On 22 June Mr Beaumont reported that the tribe had been wrongly described as ‘undiscovered’ when its existence had been known of for many years, and that the Brazilian official and Survival had now ‘admitted’ and ‘conceded’ this.
In fact, neither the Brazilian government nor Survival has ever claimed that the tribe was ‘undiscovered’ or ‘unknown’. They said only that the tribe was ‘uncontacted’, which was correct. They have ‘admitted’ and ‘conceded’ nothing, because there is nothing to admit or concede.
Mr Beaumont’s article has sparked a wave of damaging media coverage which describes the photos as a ‘hoax’, a ‘stunt’, a ‘joke’ and a ‘fake’. Some reports have said that the photos were ‘staged’.
The Observer has since said that it did not intend to present the photos as a hoax, or to suggest that Survival had made ‘any admission of any kind’. It has offered to print a letter it was sent by Survival before other newspapers had picked up on Mr Beaumont’s piece, which therefore did not address the allegations that have now been made. It has refused, however, to publish a correction.

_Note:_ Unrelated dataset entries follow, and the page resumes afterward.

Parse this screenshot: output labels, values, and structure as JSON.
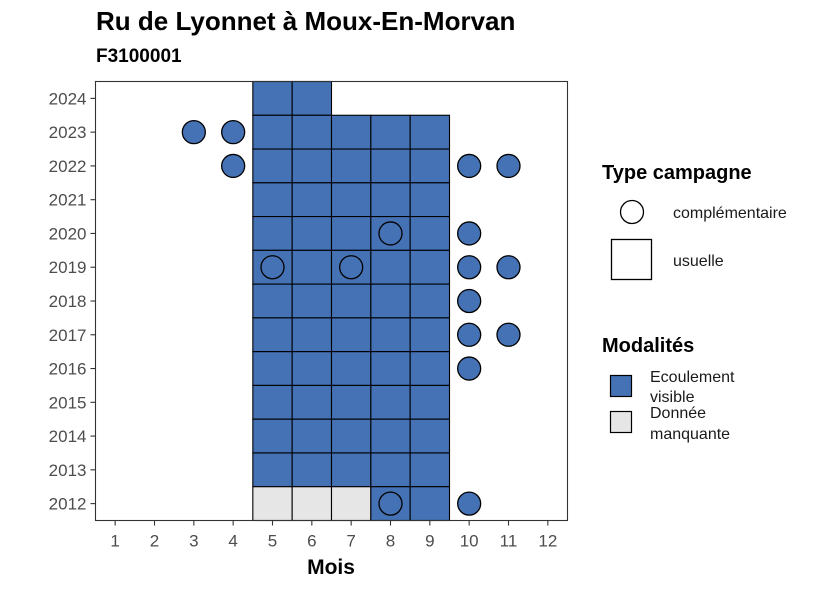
{
  "title": "Ru de Lyonnet à Moux-En-Morvan",
  "subtitle": "F3100001",
  "chart_data": {
    "type": "heatmap",
    "xlabel": "Mois",
    "ylabel": "",
    "x_ticks": [
      1,
      2,
      3,
      4,
      5,
      6,
      7,
      8,
      9,
      10,
      11,
      12
    ],
    "y_ticks": [
      2012,
      2013,
      2014,
      2015,
      2016,
      2017,
      2018,
      2019,
      2020,
      2021,
      2022,
      2023,
      2024
    ],
    "xlim": [
      0.5,
      12.5
    ],
    "ylim": [
      2011.5,
      2024.5
    ],
    "grid": false,
    "colors": {
      "Ecoulement visible": "#4472b4",
      "Donnée manquante": "#e6e6e6"
    },
    "usuelle": [
      {
        "year": 2024,
        "months": [
          5,
          6
        ],
        "modalite": "Ecoulement visible"
      },
      {
        "year": 2023,
        "months": [
          5,
          6,
          7,
          8,
          9
        ],
        "modalite": "Ecoulement visible"
      },
      {
        "year": 2022,
        "months": [
          5,
          6,
          7,
          8,
          9
        ],
        "modalite": "Ecoulement visible"
      },
      {
        "year": 2021,
        "months": [
          5,
          6,
          7,
          8,
          9
        ],
        "modalite": "Ecoulement visible"
      },
      {
        "year": 2020,
        "months": [
          5,
          6,
          7,
          8,
          9
        ],
        "modalite": "Ecoulement visible"
      },
      {
        "year": 2019,
        "months": [
          5,
          6,
          7,
          8,
          9
        ],
        "modalite": "Ecoulement visible"
      },
      {
        "year": 2018,
        "months": [
          5,
          6,
          7,
          8,
          9
        ],
        "modalite": "Ecoulement visible"
      },
      {
        "year": 2017,
        "months": [
          5,
          6,
          7,
          8,
          9
        ],
        "modalite": "Ecoulement visible"
      },
      {
        "year": 2016,
        "months": [
          5,
          6,
          7,
          8,
          9
        ],
        "modalite": "Ecoulement visible"
      },
      {
        "year": 2015,
        "months": [
          5,
          6,
          7,
          8,
          9
        ],
        "modalite": "Ecoulement visible"
      },
      {
        "year": 2014,
        "months": [
          5,
          6,
          7,
          8,
          9
        ],
        "modalite": "Ecoulement visible"
      },
      {
        "year": 2013,
        "months": [
          5,
          6,
          7,
          8,
          9
        ],
        "modalite": "Ecoulement visible"
      },
      {
        "year": 2012,
        "months": [
          5,
          6,
          7
        ],
        "modalite": "Donnée manquante"
      },
      {
        "year": 2012,
        "months": [
          8,
          9
        ],
        "modalite": "Ecoulement visible"
      }
    ],
    "complementaire": [
      {
        "year": 2023,
        "month": 3,
        "modalite": "Ecoulement visible"
      },
      {
        "year": 2023,
        "month": 4,
        "modalite": "Ecoulement visible"
      },
      {
        "year": 2022,
        "month": 4,
        "modalite": "Ecoulement visible"
      },
      {
        "year": 2022,
        "month": 10,
        "modalite": "Ecoulement visible"
      },
      {
        "year": 2022,
        "month": 11,
        "modalite": "Ecoulement visible"
      },
      {
        "year": 2020,
        "month": 8,
        "modalite": "Ecoulement visible"
      },
      {
        "year": 2020,
        "month": 10,
        "modalite": "Ecoulement visible"
      },
      {
        "year": 2019,
        "month": 5,
        "modalite": "Ecoulement visible"
      },
      {
        "year": 2019,
        "month": 7,
        "modalite": "Ecoulement visible"
      },
      {
        "year": 2019,
        "month": 10,
        "modalite": "Ecoulement visible"
      },
      {
        "year": 2019,
        "month": 11,
        "modalite": "Ecoulement visible"
      },
      {
        "year": 2018,
        "month": 10,
        "modalite": "Ecoulement visible"
      },
      {
        "year": 2017,
        "month": 10,
        "modalite": "Ecoulement visible"
      },
      {
        "year": 2017,
        "month": 11,
        "modalite": "Ecoulement visible"
      },
      {
        "year": 2016,
        "month": 10,
        "modalite": "Ecoulement visible"
      },
      {
        "year": 2012,
        "month": 8,
        "modalite": "Ecoulement visible"
      },
      {
        "year": 2012,
        "month": 10,
        "modalite": "Ecoulement visible"
      }
    ],
    "legend": {
      "placement": "right",
      "type_title": "Type campagne",
      "type_items": [
        "complémentaire",
        "usuelle"
      ],
      "modalites_title": "Modalités",
      "modalites_items": [
        {
          "lines": [
            "Ecoulement",
            "visible"
          ],
          "color": "#4472b4"
        },
        {
          "lines": [
            "Donnée",
            "manquante"
          ],
          "color": "#e6e6e6"
        }
      ]
    }
  }
}
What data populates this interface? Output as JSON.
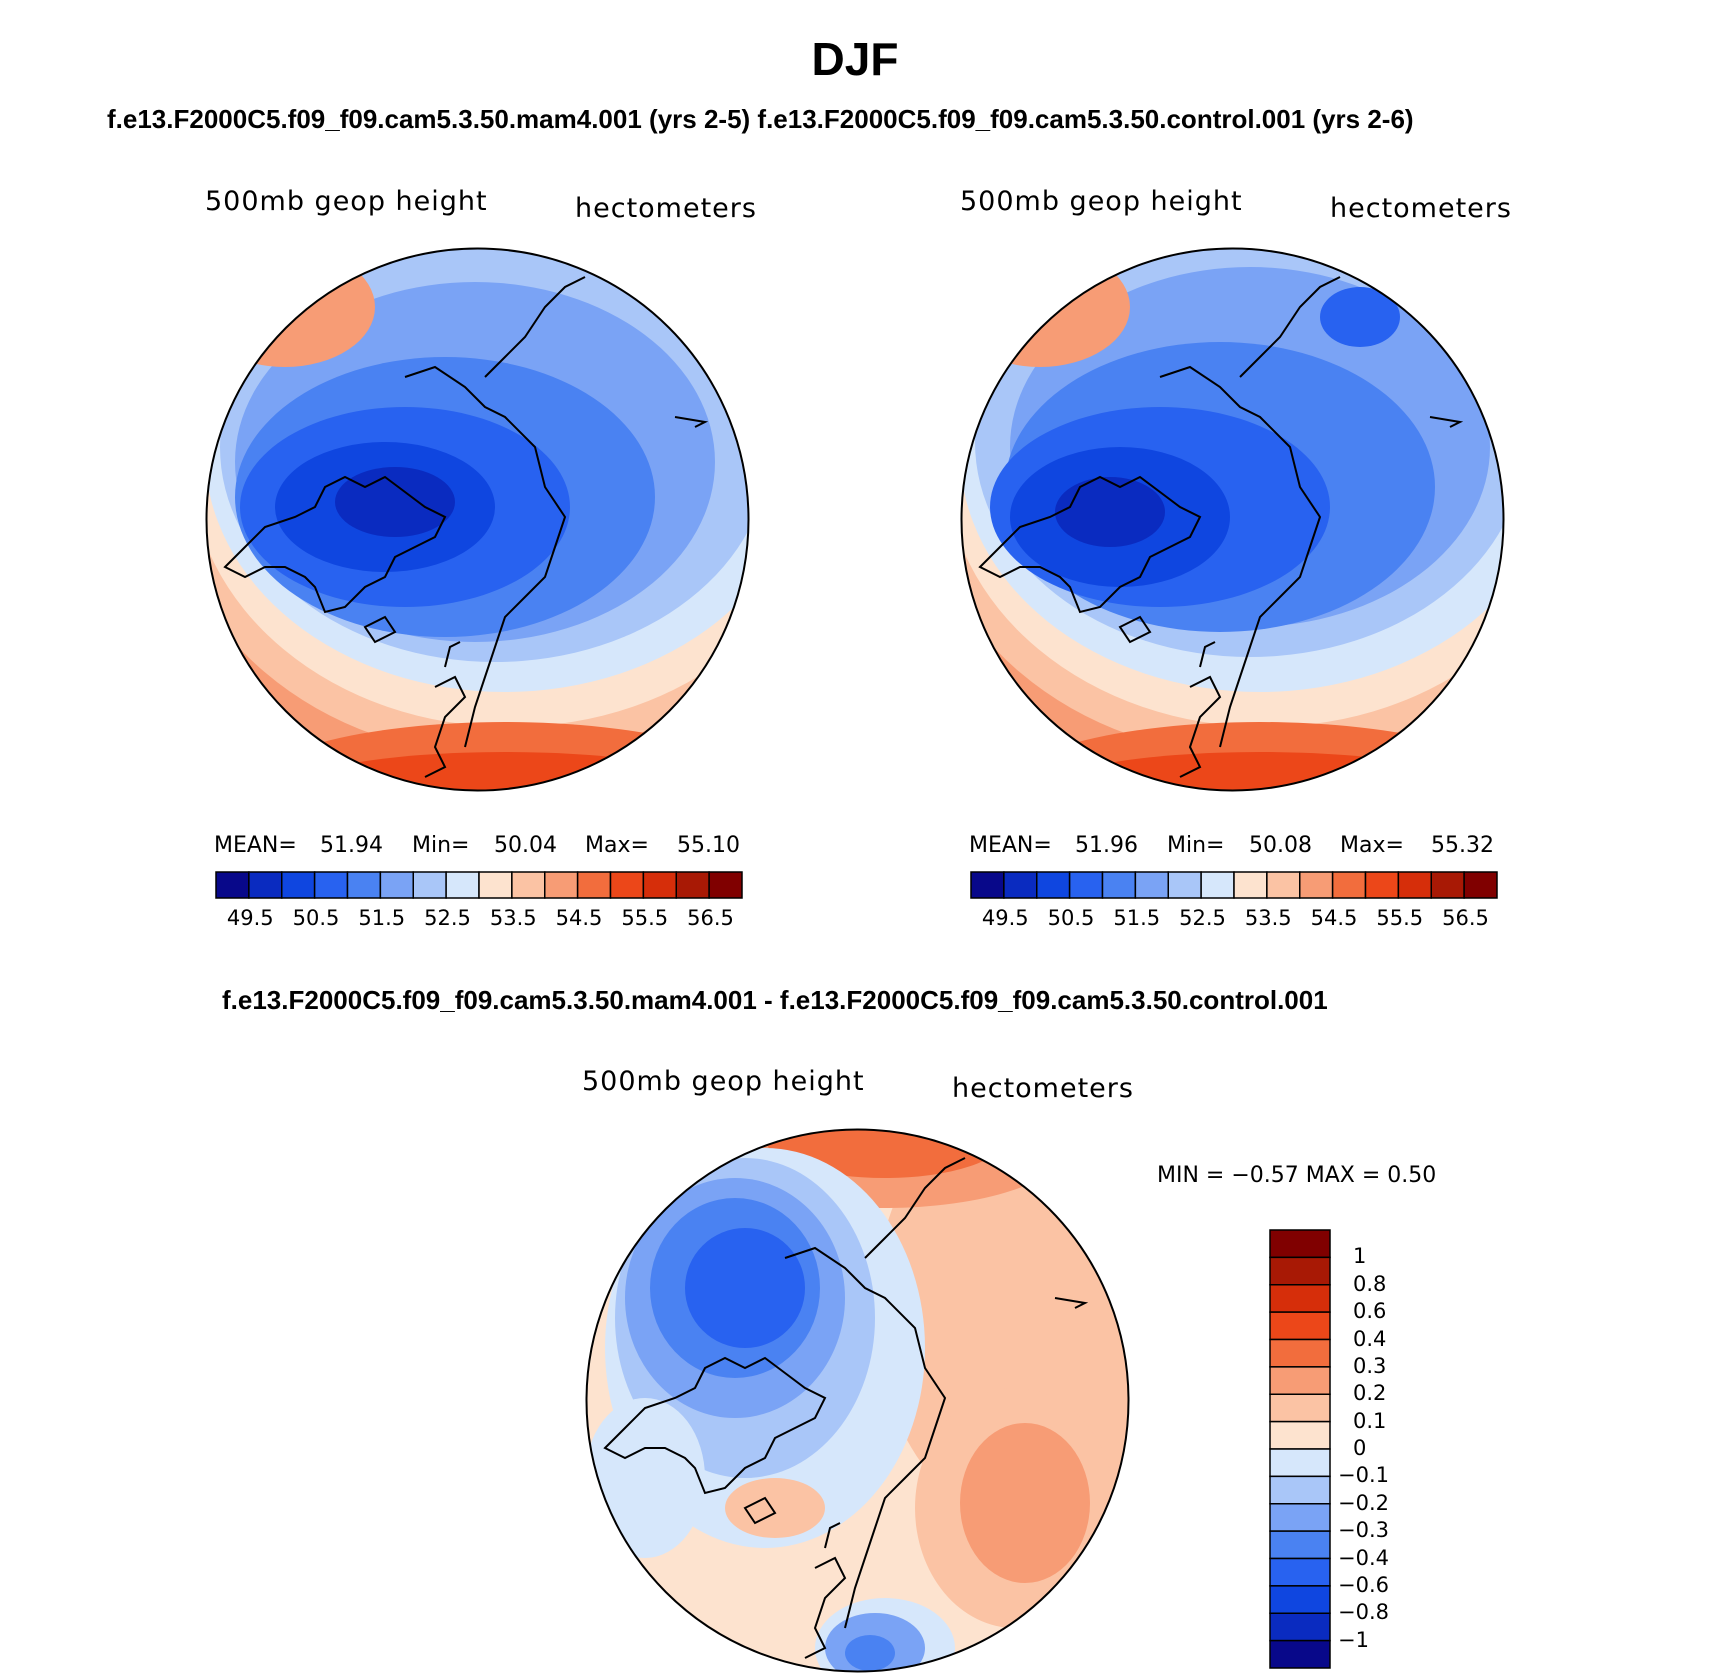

Stephen Corry, Director of Survival, said today, ‘This is the first time in 39 years that a journalist has threatened to take legal proceedings against us. What makes it all the more astonishing is that the wave of reports precipitated by Mr Beaumont’s article has seriously undermined the fight for tribal peoples’ rights. So far from taking responsibility for the inaccuracies of his piece, he’s going to sue us unless we keep quiet! It might reflect better on The Observer if they simply acknowledged that they had got it wrong, and that our original story was completely accurate.’